Perhaps the rub is that this is a social movement, and the more mainstream it gets, the less it engages the consumer in a sense of agency and participation.
Some obvious evocative tricks absent here are: farm and variety names on the menus, photos of farms or produce, references to seasonality.
Oysters were on the menu. I presume they’re local, perhaps even the varieties change with supply and season. But the particularity of today’s oysters were not described on the menu nor by our server.
For me, a hallmark of my experience of the local food system is a sense of abundance and I think this is something that restaurants may struggle to pass on. When a vegetable or fruit is at peak season, the farmers practically give it away. Restaurants thrive on taking affordable abundant ingredients and making them seem scarce. And yet if consumers are to embrace local food as a better alternative to processed and out of season forms of consumption, transformative educational spaces, which is what Rushcutters aims to be, need to shower visitors witperih the real qualities of the alternative.

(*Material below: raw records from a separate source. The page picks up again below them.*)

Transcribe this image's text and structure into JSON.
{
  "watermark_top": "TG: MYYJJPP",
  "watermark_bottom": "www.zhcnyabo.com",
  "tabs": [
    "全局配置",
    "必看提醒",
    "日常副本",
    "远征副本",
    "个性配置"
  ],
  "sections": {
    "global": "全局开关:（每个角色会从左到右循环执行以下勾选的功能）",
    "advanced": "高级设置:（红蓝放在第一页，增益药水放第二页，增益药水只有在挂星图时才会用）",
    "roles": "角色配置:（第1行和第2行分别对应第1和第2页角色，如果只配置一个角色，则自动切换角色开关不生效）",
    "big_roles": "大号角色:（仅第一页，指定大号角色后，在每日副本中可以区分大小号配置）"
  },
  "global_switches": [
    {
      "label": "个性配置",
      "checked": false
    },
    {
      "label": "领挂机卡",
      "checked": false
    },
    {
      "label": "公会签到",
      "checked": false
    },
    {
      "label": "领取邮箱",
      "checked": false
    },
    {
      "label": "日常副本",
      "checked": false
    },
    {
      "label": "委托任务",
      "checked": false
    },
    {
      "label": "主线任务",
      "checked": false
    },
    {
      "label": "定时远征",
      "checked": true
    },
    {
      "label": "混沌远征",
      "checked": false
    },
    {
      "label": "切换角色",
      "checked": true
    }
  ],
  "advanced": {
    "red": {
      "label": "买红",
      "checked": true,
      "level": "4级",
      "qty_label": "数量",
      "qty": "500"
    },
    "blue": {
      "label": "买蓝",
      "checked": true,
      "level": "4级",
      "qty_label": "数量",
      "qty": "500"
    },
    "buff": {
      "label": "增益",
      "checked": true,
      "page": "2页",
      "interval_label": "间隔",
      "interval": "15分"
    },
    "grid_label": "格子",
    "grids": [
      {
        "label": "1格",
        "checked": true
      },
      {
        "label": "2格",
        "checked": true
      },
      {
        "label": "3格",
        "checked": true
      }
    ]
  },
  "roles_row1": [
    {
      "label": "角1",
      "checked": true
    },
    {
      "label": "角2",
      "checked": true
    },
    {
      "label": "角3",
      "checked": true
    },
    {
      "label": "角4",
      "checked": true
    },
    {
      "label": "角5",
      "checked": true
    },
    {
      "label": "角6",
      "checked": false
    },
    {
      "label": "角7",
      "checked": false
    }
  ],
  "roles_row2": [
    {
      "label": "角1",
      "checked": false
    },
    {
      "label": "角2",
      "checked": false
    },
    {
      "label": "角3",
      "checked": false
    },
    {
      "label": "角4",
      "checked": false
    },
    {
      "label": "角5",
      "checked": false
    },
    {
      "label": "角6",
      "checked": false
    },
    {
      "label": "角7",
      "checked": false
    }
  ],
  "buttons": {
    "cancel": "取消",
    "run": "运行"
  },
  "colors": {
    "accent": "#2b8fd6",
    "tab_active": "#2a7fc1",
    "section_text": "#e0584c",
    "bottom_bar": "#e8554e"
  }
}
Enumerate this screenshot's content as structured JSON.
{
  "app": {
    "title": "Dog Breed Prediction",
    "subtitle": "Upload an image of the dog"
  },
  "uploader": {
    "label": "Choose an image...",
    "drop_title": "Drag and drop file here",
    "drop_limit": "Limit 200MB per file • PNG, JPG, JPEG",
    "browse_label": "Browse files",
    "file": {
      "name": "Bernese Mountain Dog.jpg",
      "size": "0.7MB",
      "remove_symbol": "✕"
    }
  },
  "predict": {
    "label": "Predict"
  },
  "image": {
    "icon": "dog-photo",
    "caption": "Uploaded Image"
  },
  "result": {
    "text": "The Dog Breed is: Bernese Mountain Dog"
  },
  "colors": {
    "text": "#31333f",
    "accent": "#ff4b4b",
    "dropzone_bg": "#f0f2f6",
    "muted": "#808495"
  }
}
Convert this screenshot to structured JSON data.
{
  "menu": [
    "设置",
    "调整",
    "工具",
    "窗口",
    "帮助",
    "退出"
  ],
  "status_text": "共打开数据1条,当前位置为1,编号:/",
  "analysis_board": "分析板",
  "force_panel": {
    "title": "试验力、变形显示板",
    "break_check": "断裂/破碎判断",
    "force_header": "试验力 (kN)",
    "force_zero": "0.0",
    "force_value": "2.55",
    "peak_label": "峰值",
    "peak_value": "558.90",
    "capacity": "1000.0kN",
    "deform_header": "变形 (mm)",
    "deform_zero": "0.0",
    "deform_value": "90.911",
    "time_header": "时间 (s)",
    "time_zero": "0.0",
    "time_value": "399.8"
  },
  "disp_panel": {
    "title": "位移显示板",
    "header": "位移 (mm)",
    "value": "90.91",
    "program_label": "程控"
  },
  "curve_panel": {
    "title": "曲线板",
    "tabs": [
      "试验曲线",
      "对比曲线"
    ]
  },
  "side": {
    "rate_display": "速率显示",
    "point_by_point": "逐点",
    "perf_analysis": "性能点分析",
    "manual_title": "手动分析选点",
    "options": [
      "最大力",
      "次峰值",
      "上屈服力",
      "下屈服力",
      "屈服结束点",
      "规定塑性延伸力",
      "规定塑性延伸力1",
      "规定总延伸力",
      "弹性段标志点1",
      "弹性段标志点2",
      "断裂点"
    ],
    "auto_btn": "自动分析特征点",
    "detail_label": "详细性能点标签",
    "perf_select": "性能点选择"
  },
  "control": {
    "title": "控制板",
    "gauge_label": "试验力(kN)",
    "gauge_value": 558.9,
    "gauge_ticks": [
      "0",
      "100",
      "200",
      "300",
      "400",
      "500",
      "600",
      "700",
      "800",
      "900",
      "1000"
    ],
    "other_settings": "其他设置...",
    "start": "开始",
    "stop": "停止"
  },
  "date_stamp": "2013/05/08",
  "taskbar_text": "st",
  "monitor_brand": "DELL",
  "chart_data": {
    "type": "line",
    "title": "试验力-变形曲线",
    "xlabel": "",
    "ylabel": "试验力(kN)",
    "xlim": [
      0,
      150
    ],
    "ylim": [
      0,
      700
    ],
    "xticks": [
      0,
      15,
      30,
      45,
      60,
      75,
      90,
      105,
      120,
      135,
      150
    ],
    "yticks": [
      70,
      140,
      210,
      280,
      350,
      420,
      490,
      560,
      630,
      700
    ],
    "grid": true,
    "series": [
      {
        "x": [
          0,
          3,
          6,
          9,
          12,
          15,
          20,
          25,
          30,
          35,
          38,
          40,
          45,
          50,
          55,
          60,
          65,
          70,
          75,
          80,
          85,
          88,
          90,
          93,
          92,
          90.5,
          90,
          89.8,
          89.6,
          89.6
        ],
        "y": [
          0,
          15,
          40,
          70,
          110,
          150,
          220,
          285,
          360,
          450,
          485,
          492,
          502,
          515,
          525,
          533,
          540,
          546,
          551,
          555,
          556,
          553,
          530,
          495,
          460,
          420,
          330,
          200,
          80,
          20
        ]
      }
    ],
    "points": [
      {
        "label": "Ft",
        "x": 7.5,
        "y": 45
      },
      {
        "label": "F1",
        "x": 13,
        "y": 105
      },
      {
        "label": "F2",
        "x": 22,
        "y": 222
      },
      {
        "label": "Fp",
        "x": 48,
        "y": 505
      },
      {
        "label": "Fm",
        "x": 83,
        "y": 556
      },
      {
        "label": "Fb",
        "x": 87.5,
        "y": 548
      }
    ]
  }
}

At the end of a rather insipid dining experience, I once again read the sign greeting visitors at the front of the restaurant. I wrote it down verbatim: “Our farm-to-table style and fresh produce from the Hawkesbury Region is only fifty kilometers away.” Reads like one of those Asian t-shirts sporting random popular words, but lacking grammar and meaning.
I hope this restaurant does not turn out to be another version of Groundworks, where farm is reduced to a style of decor.